1.4k Views Asked by At

The following explanation is given in the Mining of Massive Datasets Textbook to prove that the triangle inequality holds for the Jaccard Distance (this sign $!=$ means does not equal):

"For the triangle inequality, recall from Section 3.3.3 that $\text{SIM}(x, y)$ is the probability a random minhash function maps $x$ and $y$ to the same value. Thus, the Jaccard distance $d(x, y)$ is the probability that a random minhash function does not send $x$ and $y$ to the same value. We can therefore translate the condition $d(x, y) \leq d(x, z) + d(z, y)$ to the statement that, if $h$ is a random minhash function, then the probability that $h(x) != h(y)$ is no greater than the sum of the probability that $h(x) != h(z)$ and the probability that $h(z) != h(y)$. However, this statement is true because whenever $h(x) != h(y)$, at least one of $h(x)$ and $h(y)$ must be different from $h(z)$. They could not both be $h(z)$, because then $h(x)$ and $h(y)$ would be the same."

reference link : http://infolab.stanford.edu/~ullman/mmds/ch3.pdf

May someone elaborate further on this , especially the two last sentences? That is where the gist of the proof is but if someone could present it in a different and more "step by step" way, then that would be great.

Thank you.

1

There are 1 best solutions below

1
On BEST ANSWER

Let $h$ be a random minhash function (note --- I'm not entirely sure what a minhash function is, but I don't believe this actually matters for the explaination).

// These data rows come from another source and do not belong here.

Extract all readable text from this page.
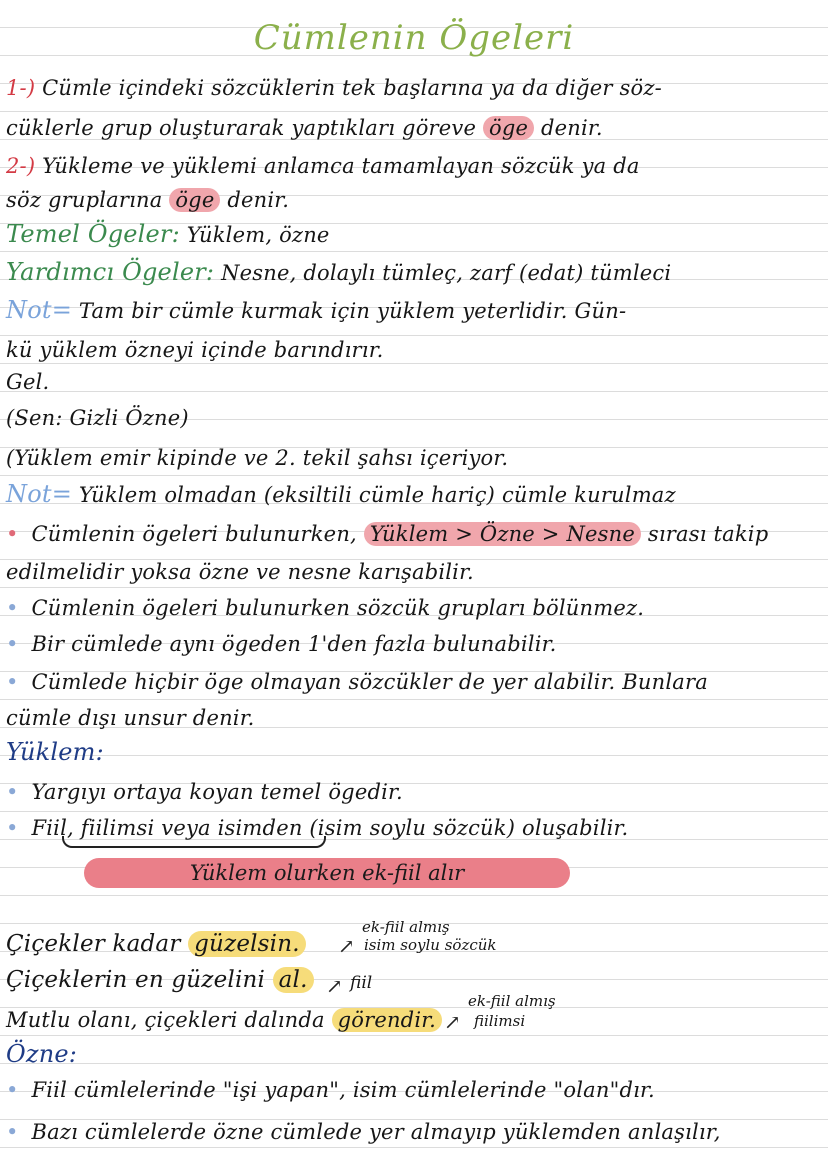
Cümlenin Ögeleri
1-) Cümle içindeki sözcüklerin tek başlarına ya da diğer söz-
cüklerle grup oluşturarak yaptıkları göreve öge denir.
2-) Yükleme ve yüklemi anlamca tamamlayan sözcük ya da
söz gruplarına öge denir.
Temel Ögeler: Yüklem, özne
Yardımcı Ögeler: Nesne, dolaylı tümleç, zarf (edat) tümleci
Not= Tam bir cümle kurmak için yüklem yeterlidir. Gün-
kü yüklem özneyi içinde barındırır.
Gel.
(Sen: Gizli Özne)
(Yüklem emir kipinde ve 2. tekil şahsı içeriyor.
Not= Yüklem olmadan (eksiltili cümle hariç) cümle kurulmaz
• Cümlenin ögeleri bulunurken, Yüklem > Özne > Nesne sırası takip
edilmelidir yoksa özne ve nesne karışabilir.
• Cümlenin ögeleri bulunurken sözcük grupları bölünmez.
• Bir cümlede aynı ögeden 1'den fazla bulunabilir.
• Cümlede hiçbir öge olmayan sözcükler de yer alabilir. Bunlara
cümle dışı unsur denir.
Yüklem:
• Yargıyı ortaya koyan temel ögedir.
• Fiil, fiilimsi veya isimden (isim soylu sözcük) oluşabilir.
Yüklem olurken ek-fiil alır
Çiçekler kadar güzelsin.	↗
ek-fiil almış
isim soylu sözcük
Çiçeklerin en güzelini al. ↗ fiil
Mutlu olanı, çiçekleri dalında görendir. ↗
ek-fiil almış
fiilimsi
Özne:
• Fiil cümlelerinde "işi yapan", isim cümlelerinde "olan"dır.
• Bazı cümlelerde özne cümlede yer almayıp yüklemden anlaşılır,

We have that: $$d(x,y) = \mathbb{P}[h(x)!=h(y)]$$ We want to show that: $$\mathbb{P}[h(x) != h(y)] \leq \mathbb{P}[h(x) != h(z)] + \mathbb{P}[h(z) != h(y)]$$ When they say "When $h(x)!= h(y)$", this is the same as conditioning each probability on the fact that $h(x)!=h(y)$, so we get: $$\mathbb{P}[h(x)!=h(y)\mid h(x)!=h(y)] \leq \overbrace{\mathbb{P}[h(x)!=h(z)\mid h(x)!=h(y)]}^{A} +\overbrace{\mathbb{P}[h(z)!=h(y)\mid h(x)!=h(y)]}^{B}$$ Clearly, the very left probability is $1$. Now, if at least one of the probabilities on the right is $1$, we'll be done. It's easy to see this will be the case. Imagine $h(x) = h(z)$. Then, the probability marked $A$ will be $0$, but because $h(x)!=h(y)$, we'll have that $h(z) != h(y)$ (as $h(x) = h(z)$ here), so the probability marked $B$ will always occur (so will contribute $1$), so the inequality will be satisfied.

Now, imagine $h(z) = h(y)$. Then, reversing the above argument, $B$ will contribute $0$ and $A$ will contribute $1$, and the inequality will be satisfied.

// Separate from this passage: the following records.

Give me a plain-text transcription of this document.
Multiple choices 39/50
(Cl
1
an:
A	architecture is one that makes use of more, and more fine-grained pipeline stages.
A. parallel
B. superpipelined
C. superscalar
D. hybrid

If neither of these are true, then we have that $h(z)!=h(y)$ and $h(x)!=h(z)$, so $A$ and $B$ will both contribute $1$, and the inequality is satisfied.

So essentially, they just check all the possibilities. One possibility they don't check is when the very left probability is $0$ (so condition all events on $h(x) = h(y)$, but we don't need to do this, as all probabilities are greater than or equal to $0$, so whatever appears on the right will satisfy the inequality.